A DPcami (Delegacia de Proteção à Criança, ao Adolescente, à Mulher e ao Idoso) informou a reportagem da RICTV que estava investigando o caso, mas com a atenção dividida com outra ocorrência, da garota encontrada em um cativeiro na Guarda do Embaú. Agora irão concentrar maiores esforços no caso de Gabrielly.
Contraponto
Os advogados de defesa do ex-companheiro de Gabrielly, Gustavo Ortega Stonis e Gustavo Goedert entraram em contato com o ND afirmando que aguardam o fim das investigações para que o caso seja solucionado.
Afirmam que o combinado entre a adolescente e seu ex-companheiro era que após o término do relacionamento, ela permaneceria na casa do amigo do casal até o dia 31 de maio, data em que seus familiares iriam lhe buscar para retornar ao Rio Grande do Sul.
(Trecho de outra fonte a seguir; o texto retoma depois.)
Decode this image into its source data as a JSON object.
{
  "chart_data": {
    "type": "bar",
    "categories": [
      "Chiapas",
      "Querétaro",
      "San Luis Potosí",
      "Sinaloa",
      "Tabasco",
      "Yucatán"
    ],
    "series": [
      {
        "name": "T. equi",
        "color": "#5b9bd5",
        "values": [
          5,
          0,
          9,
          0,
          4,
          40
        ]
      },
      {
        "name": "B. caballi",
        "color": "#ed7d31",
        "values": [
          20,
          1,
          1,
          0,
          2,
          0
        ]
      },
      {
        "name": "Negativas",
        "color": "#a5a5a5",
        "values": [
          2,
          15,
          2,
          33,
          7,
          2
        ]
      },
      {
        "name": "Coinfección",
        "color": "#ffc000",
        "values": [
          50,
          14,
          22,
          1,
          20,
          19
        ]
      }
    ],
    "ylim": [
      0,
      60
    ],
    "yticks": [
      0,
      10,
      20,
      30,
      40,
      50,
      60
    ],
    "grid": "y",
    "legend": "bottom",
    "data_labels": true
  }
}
Também afirmam que causa estranheza a negligência de sua genitora ao deixar a filha, com problemas psicológicos (relatados pela mãe na própria reportagem) e menor de idade tão longe de seus cuidados.
Destacam também que desde o início da investigação o ex-companheiro, o amigo do casal e suas respectivas famílias se colocaram inteiramente a disposição da justiça e contribuíram irrestritamente com as autoridades policiais, entregando-lhes tudo que fora requerido para o deslinde do caso.
Ainda questionam o rumo tomado pelas investigações desde o início, tratando o desaparecimento como homicídio, buscando-se mais um culpado pelo crime inexistente do que a própria adolescente desaparecida, situação que causa repulsa, uma vez que não há um resquício de indício de materialidade de um suposto delito de homicídio, tampouco de autoria delitiva.
Reclamam também que o inquérito policial perdura por quase seis meses, no qual muitas vezes houveram obstáculos à defesa criados pela autoridade policial, negando acesso ao próprio inquérito policial. Citam, por exemplo, apreensão dos celulares do ex-companheiro e de sua mãe que já ultrapassaram o limite temporal determinado pelo Judiciário.